Rameau's Niece

At home, she threw herself down in the armchair in the living room and looked out at the sky as it grew darker. Was there milk in the grocery bag, or yogurt or chicken or fish? Something she ought to put away? She didn't care. She thought about Dr. Lipi, the way he stared with his sharp eyes. The man on the plane had such soft gray eyes. She'd seen a teenage boy in the lobby with fresh pink cheeks and the slack, greedy face of youth. Margaret leaned her head back. She liked this time of day, when everything faded so softly.

When the doorbell rang, she jumped and shuddered and realized she must have fallen asleep. The apartment was quite dark now. She stumbled to the door. Edward must have forgotten his keys. Good. Everyone should forget something sometimes. And she would somehow not have wanted him to find her asleep, for when she slept she dreamed. She no longer wanted Edward to know what it was she dreamed about.

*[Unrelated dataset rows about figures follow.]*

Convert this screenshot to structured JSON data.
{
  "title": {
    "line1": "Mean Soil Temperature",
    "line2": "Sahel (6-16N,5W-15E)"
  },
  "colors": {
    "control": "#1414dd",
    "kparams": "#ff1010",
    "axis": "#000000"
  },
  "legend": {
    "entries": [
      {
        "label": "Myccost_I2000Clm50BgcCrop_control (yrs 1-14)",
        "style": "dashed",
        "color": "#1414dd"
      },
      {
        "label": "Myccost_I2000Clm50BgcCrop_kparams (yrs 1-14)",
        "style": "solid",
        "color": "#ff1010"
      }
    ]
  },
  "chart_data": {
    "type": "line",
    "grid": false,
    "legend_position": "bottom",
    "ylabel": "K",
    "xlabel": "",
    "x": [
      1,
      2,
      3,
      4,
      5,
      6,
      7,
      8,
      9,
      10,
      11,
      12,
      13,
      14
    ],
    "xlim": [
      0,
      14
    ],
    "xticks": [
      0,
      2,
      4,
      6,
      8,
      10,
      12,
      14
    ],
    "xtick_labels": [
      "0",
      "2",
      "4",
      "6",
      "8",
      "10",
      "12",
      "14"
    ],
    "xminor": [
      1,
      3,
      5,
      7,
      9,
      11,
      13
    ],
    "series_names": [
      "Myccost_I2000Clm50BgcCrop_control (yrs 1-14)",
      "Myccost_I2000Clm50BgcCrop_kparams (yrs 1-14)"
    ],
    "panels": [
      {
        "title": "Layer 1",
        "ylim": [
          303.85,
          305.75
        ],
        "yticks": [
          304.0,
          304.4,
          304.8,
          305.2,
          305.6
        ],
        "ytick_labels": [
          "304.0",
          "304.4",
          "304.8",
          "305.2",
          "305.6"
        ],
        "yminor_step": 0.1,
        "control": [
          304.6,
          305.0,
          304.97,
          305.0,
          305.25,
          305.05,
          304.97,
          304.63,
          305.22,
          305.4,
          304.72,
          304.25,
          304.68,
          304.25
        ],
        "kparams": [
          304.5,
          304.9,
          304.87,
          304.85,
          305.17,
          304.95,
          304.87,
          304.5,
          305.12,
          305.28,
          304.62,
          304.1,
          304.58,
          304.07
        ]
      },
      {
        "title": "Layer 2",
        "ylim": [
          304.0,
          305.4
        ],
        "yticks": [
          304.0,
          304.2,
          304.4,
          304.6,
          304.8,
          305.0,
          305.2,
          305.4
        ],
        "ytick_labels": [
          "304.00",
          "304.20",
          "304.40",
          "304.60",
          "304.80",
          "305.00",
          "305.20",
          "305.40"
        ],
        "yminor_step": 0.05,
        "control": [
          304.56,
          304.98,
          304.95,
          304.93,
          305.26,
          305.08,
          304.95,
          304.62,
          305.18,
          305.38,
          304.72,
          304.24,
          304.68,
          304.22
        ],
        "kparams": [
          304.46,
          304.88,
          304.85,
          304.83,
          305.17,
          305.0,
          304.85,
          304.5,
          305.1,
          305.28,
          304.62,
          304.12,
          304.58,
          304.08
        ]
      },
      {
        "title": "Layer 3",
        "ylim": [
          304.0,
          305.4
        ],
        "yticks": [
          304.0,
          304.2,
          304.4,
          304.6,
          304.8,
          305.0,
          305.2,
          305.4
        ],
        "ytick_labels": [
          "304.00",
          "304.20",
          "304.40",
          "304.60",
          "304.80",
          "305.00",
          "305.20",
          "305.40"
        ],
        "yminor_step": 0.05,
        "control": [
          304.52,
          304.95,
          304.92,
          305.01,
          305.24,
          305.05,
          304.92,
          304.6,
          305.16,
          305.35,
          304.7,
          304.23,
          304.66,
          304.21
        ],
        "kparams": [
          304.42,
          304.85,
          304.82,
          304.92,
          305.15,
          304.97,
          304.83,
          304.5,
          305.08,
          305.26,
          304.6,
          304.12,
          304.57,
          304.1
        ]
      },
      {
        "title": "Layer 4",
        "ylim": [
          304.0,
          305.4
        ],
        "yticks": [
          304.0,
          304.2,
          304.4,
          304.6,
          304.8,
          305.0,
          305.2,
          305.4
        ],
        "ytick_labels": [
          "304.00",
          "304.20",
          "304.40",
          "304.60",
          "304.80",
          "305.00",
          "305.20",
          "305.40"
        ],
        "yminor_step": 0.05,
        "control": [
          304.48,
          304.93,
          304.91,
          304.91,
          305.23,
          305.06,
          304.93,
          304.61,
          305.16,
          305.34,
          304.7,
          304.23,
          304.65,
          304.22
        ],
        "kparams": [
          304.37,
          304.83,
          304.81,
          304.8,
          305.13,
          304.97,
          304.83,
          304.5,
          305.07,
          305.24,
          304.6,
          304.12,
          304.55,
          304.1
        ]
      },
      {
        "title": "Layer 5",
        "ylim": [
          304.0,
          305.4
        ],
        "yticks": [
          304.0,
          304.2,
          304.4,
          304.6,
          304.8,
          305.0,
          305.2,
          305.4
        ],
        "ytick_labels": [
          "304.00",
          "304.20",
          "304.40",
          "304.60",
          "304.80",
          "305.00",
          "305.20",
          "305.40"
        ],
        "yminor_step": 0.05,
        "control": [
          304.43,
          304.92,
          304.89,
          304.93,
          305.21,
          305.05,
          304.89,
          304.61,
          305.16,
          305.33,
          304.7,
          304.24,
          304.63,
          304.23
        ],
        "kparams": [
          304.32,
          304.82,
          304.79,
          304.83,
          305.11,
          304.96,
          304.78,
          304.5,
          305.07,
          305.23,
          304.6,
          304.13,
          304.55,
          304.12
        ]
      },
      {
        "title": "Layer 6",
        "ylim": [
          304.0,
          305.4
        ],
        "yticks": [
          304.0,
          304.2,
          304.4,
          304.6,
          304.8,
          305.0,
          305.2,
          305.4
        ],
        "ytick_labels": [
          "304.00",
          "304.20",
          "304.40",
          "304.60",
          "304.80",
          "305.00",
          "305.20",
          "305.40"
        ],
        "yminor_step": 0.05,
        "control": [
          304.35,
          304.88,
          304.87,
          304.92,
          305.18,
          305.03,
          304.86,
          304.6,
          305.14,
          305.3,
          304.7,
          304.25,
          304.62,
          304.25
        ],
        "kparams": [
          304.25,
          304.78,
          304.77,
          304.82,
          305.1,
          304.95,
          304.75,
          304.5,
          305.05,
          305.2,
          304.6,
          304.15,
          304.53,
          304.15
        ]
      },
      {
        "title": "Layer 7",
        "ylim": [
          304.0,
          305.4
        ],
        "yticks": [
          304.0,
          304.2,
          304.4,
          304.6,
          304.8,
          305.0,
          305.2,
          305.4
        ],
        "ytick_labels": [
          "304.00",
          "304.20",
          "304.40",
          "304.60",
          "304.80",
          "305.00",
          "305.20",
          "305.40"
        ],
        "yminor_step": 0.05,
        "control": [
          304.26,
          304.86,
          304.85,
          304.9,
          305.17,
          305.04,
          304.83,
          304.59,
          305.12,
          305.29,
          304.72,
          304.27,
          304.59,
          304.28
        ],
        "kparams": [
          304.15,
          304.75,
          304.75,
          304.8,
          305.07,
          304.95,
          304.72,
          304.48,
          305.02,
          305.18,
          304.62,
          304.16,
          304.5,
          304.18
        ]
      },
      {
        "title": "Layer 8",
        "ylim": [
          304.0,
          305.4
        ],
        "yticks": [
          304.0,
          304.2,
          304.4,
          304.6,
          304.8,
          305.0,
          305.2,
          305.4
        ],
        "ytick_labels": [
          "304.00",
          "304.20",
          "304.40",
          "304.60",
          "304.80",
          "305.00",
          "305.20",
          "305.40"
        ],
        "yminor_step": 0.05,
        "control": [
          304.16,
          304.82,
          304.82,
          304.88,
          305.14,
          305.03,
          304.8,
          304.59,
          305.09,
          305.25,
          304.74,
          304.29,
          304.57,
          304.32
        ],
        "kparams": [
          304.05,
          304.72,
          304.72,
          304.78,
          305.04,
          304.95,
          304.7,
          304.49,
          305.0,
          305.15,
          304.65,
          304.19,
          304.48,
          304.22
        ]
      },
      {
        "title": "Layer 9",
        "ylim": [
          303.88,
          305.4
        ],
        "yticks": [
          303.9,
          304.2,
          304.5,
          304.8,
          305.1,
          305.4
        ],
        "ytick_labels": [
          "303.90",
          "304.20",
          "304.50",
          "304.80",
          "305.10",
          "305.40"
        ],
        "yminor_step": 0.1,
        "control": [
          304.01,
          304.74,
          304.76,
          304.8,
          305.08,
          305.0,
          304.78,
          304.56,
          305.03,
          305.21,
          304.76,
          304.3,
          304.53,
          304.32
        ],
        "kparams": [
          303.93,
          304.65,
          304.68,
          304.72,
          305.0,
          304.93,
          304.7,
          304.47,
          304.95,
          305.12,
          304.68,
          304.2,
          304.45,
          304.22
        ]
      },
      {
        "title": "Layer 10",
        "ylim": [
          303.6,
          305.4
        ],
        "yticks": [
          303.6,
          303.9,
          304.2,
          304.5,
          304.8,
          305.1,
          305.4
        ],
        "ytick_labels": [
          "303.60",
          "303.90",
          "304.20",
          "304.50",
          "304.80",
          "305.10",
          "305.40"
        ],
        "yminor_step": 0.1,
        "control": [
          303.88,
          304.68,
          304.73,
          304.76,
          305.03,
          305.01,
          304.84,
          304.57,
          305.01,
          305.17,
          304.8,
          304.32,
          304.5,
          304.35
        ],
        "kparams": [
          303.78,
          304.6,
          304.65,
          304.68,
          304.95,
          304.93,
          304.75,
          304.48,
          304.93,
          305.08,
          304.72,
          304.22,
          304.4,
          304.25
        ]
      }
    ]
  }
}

"Hello," she said, blinking at the glare from the hall lights as she opened the door.

"'Allo," replied the figure in the door. "But look who it is! It is you, the pretty girl from the airplane. Bonjour! 'Allo, 'allo!"

No, not Edward.

Margaret looked closer. Those thin lips, moist and pouting. The gray eyes. And the shirt. The green-and-white-striped shirt. It was the man from the plane, the man she dreamed about, the man who fell asleep on her face. But what was he doing here when he was awake, when she was awake? How had he found her? She hadn't told him her address, not even her name. And didn't he have any other shirts? She said nothing in her excitement. Nothing at all.

"You are astonished to see me."

Margaret nodded.

"And I am astonished to see you!"

But I live here, Margaret thought.

"I look for Marguerite Nathan."

"You find her," said Marguerite.

"Yes? So pleasant that she is you!"

"Yes. So pleasant." Margaret stared down at the bag of groceries she'd left on the floor by the door. The smell of scallions and overripe strawberries drifted up.

"You are acquainted with my father. I am Martin Court, son of Jules Court, of Brussels. You have met him in Prague, yes? He gives me your name and location and says I am to meet you. But we meet already!"

"Yes, we do."

"That is really something!"

Margaret looked at the shirt and the blue cashmere blazer and the unself-consciously protruding belly. I'm looking at him too long, she thought.

"Follow me!" she said.

In some confusion, she switched on lights, a lot of lights, every light she passed. The apartment glared. Margaret led Martin Court to the living room. She was not looking at him at all now, careful not to look at him. She turned to motion him to take a seat. Martin grasped her hand.

I will swoon, she thought. She felt ill, and the bright lights burned her sleepy eyes. He had come for her. She was meant to take a lover, and now her lover was here, here for her to take. His hand closed around hers, large and warm around her suddenly icy fingers, tighter and tighter, drawing her toward him. His long fingers, curled around hers, pressed harder and harder, drawing her hand up slightly, but urgently, then down again. Martin Court was shaking her hand.

"That is really something!" he said again. "Really, really something!"

Margaret coughed, nodded, and sat down.

Martin Court was an engineer of absurdly expensive hi-fi equipment whose company was hoping to break into the American market. He had been to New York twice since his father had rescued Margaret from the dangers of Prague's suggestively beautiful architecture, but only now had he found the time to look up the beneficiary of his father's excellent sense of direction.

Margaret did not want to offer him coffee because he was French and would judge her coffee harshly, until she remembered he was Belgian. "Would you like a cup of coffee?" she said. Her voice sounded sharp to her, the squawk of an unpleasant night bird as it pounced on its prey.

"Tea."

In the kitchen, Margaret stood over the kettle and watched it not boil. He was here, in her house. His name was Martin, a name impossible to pronounce properly in French without sounding as if one's sinuses were blocked. His hair fell over his eyes, onto his big, oddly shaped glasses. What did she say to him now? She had already given him her life's history on the plane, told him her secret philistine theories of epistemology. Perhaps she should tell him Edward's Theory of Monogamy and the End of Evolution, a.k.a. Adultery, the Ultimate Self-Sacrifice.

Margaret heard the front door open.

"Oh, hello," she heard Edward say.

"'Allo. I am Martin Court, a friend of Marguerite. You are a friend of Marguerite, too?"

The kettle whistled shrilly.

Margaret made a cup of tea for Martin Court and sat down and drank it. She hated tea.

I will never go out there, she thought. I will stay here, by the stove. I will sleep on the stove like a Russian house serf. It's nice and warm in here by the stove. Out there, it's too hot.

She heard them laughing, talking about Wagner and George Bernard Shaw, the advantages of tube amplifiers and the necessity for something called Monster Cable.

"Margaret," Edward said, coming into the kitchen. "How funny that you met your new chum on the plane. Have you asked him to dinner? He'll keep you company. I can't stay, I'm afraid."